Elmalı’lı Merhum Hamdi Yazır Efendi Hak Dini-Kur’an Dili adlı tefsir kitabında diyor ki:

“Demek ki son zamanlarda asrîlik sayılan gerdenküşalık (göğüs açma) eski bir cahiliye şiarı idi. İslâm böyle açıklığı nehyedip (yasaklayıp) başörtülerinin yakalar üzerine vurulmasını emredip tesettürü farz kılmıştır.” (Cilt: 4. Sf:3506)

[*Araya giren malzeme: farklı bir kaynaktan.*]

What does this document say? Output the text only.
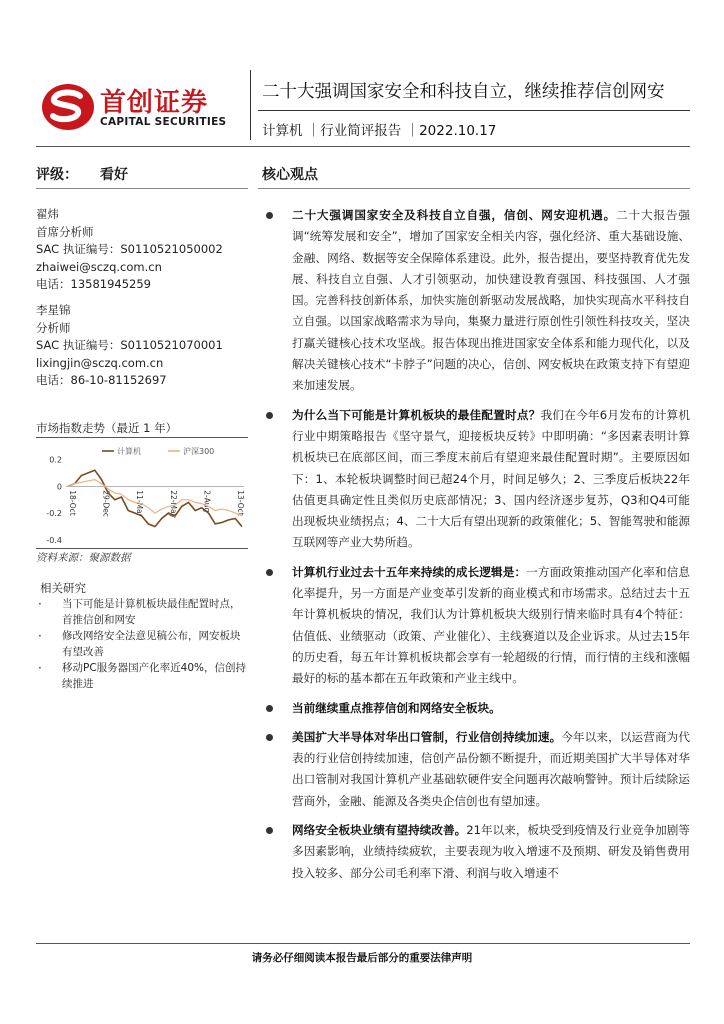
首创证券
CAPITAL SECURITIES
二十大强调国家安全和科技自立，继续推荐信创网安
计算机 ｜行业简评报告 ｜2022.10.17
评级： 看好	核心观点
翟炜
首席分析师
SAC 执证编号：S0110521050002
zhaiwei@sczq.com.cn
电话：13581945259
李星锦
分析师
SAC 执证编号：S0110521070001
lixingjin@sczq.com.cn
电话：86-10-81152697
市场指数走势（最近 1 年）
0.2
0
-0.2
-0.4
18-Oct	29-Dec	11-Mar	22-May	2-Aug	13-Oct
计算机	沪深300
资料来源：聚源数据
相关研究
· 当下可能是计算机板块最佳配置时点，首推信创和网安
· 修改网络安全法意见稿公布，网安板块有望改善
· 移动PC服务器国产化率近40%，信创持续推进
二十大强调国家安全及科技自立自强，信创、网安迎机遇。二十大报告强调“统筹发展和安全”，增加了国家安全相关内容，强化经济、重大基础设施、金融、网络、数据等安全保障体系建设。此外，报告提出，要坚持教育优先发展、科技自立自强、人才引领驱动，加快建设教育强国、科技强国、人才强国。完善科技创新体系，加快实施创新驱动发展战略，加快实现高水平科技自立自强。以国家战略需求为导向，集聚力量进行原创性引领性科技攻关，坚决打赢关键核心技术攻坚战。报告体现出推进国家安全体系和能力现代化，以及解决关键核心技术“卡脖子”问题的决心，信创、网安板块在政策支持下有望迎来加速发展。
为什么当下可能是计算机板块的最佳配置时点？我们在今年6月发布的计算机行业中期策略报告《坚守景气，迎接板块反转》中即明确：“多因素表明计算机板块已在底部区间，而三季度末前后有望迎来最佳配置时期”。主要原因如下：1、本轮板块调整时间已超24个月，时间足够久；2、三季度后板块22年估值更具确定性且类似历史底部情况；3、国内经济逐步复苏，Q3和Q4可能出现板块业绩拐点；4、二十大后有望出现新的政策催化；5、智能驾驶和能源互联网等产业大势所趋。
计算机行业过去十五年来持续的成长逻辑是：一方面政策推动国产化率和信息化率提升，另一方面是产业变革引发新的商业模式和市场需求。总结过去十五年计算机板块的情况，我们认为计算机板块大级别行情来临时具有4个特征：估值低、业绩驱动（政策、产业催化）、主线赛道以及企业诉求。从过去15年的历史看，每五年计算机板块都会享有一轮超级的行情，而行情的主线和涨幅最好的标的基本都在五年政策和产业主线中。
当前继续重点推荐信创和网络安全板块。
美国扩大半导体对华出口管制，行业信创持续加速。今年以来，以运营商为代表的行业信创持续加速，信创产品份额不断提升，而近期美国扩大半导体对华出口管制对我国计算机产业基础软硬件安全问题再次敲响警钟。预计后续除运营商外，金融、能源及各类央企信创也有望加速。
网络安全板块业绩有望持续改善。21年以来，板块受到疫情及行业竞争加剧等多因素影响，业绩持续疲软，主要表现为收入增速不及预期、研发及销售费用投入较多、部分公司毛利率下滑、利润与收入增速不
请务必仔细阅读本报告最后部分的重要法律声明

Bekir Topaloğlu da “İslâm’ da Kadın” adlı eserinin 173’üncü sahifesinde:

“Hulâsa, Müslüman kadın; yüzü ve bileklere kadar elleri hariç olmak üzere vücudunun geri kalan kısımlarını örtmekle mükelleftir” demektedir.

Bilindiği gibi cahiliyye dönemi Rasul-i Kibriya (s.a.v.) Efendimize Peygamberlik görevi verilmeden önce o toplumun yaşadığı vahşi hayat dönemidir. Toplum o vahşeti yaşarken Efendimize (s.a.v.) Peygamberlik görevi verildi. O dönemde insanlık dışı bir hayat yaşanıyordu. Kız çocukları diri diri toprağa gömülüyordu. İnsanlar acımasızca katlediliyordu. O zamanın kuralı kaidesi yoktu. İnsanlar vahşi bir hayat yaşıyorlardı.

Çıplaklık hat safhada idi. Elmalı’lı tefsirinde de beyan edildiği gibi kadınlar çırılçıplak denecek durumda idiler. İki göğüslerinin arasını teşhir ediyorlardı.

Günümüzde kadınların bir kısmının görüntüsü cahiliye kadınlarının görüntüsünün aynısıdır. Buna medenîlik, asrîlik diyorlar. Fesübhanallah bunun neresi medenilik. Olsa olsa buna bedevîlik (çölde yaşayan) denir.

Hayvanlar açık-saçıktırlar. Biz asriyiz diyerek açılıp-saçılsalar da bu konuda hayvanları geçemezler.

Şu hususu dikkatlerinize arz ediyoruz:

Mahlûkatın içinde giyim tarzıyla insanları zehirleyen tek varlık kadınların bir kısmıdır.

Dağlardaki yırtıcı mahlûkatı şehirlere indirseniz sokaklara salsanız şu bir kısım kadınlar kadar insanlara zarar veremezler. Vahşiliğin bir yönü de budur.

“Tesettür”den ruh çekilip alınırsa örtücülük ahlâksızlaştırılmış olur. Her Müslüman kadın-erkek tesettüre kurulan tuzağın farkında olarak bu komployu geçersiz kılma direnişinde bulunmalıdır.

Örtünmenin amacı sosyal hayatın çürümesine ve bozulmasına engel olmaktır.

Örtüde sınır tanımayan birçok kadınlar dışarıda iken sanki yatak odasındaymış gibi rahat hareket ediyorlar. Bu durum son derece dikkat çekici. Her şeyi mubah gören bir anlayış.

Tesettürsüzlük sapık ilişkilere zemin hazırlar. M. Akif Ersoy bunu şöyle ifade eder:

“Çünkü “çıplak” inkılâbâtın rezalettir sonu Ey denî kundakcılar, biz sizde çok gördük onu.”

Açık-saçık yaşam büyük, küçük ilişkilerini saygıyı ciddiye aldırmayan bir yaşam biçimini ön plana çıkartıyor. Bu da korkunç bir felâket oluyor.

Sokak ve çevremizde bu tür kişileri gördüğümüzde kendi kendimize şu soruyu soruyoruz:

Bu insanlar giyiniyor mu, yoksa soyunuyor mu?

Sözde giyim sektörü olan tekstil artık soyundurma sektörü mü oldu?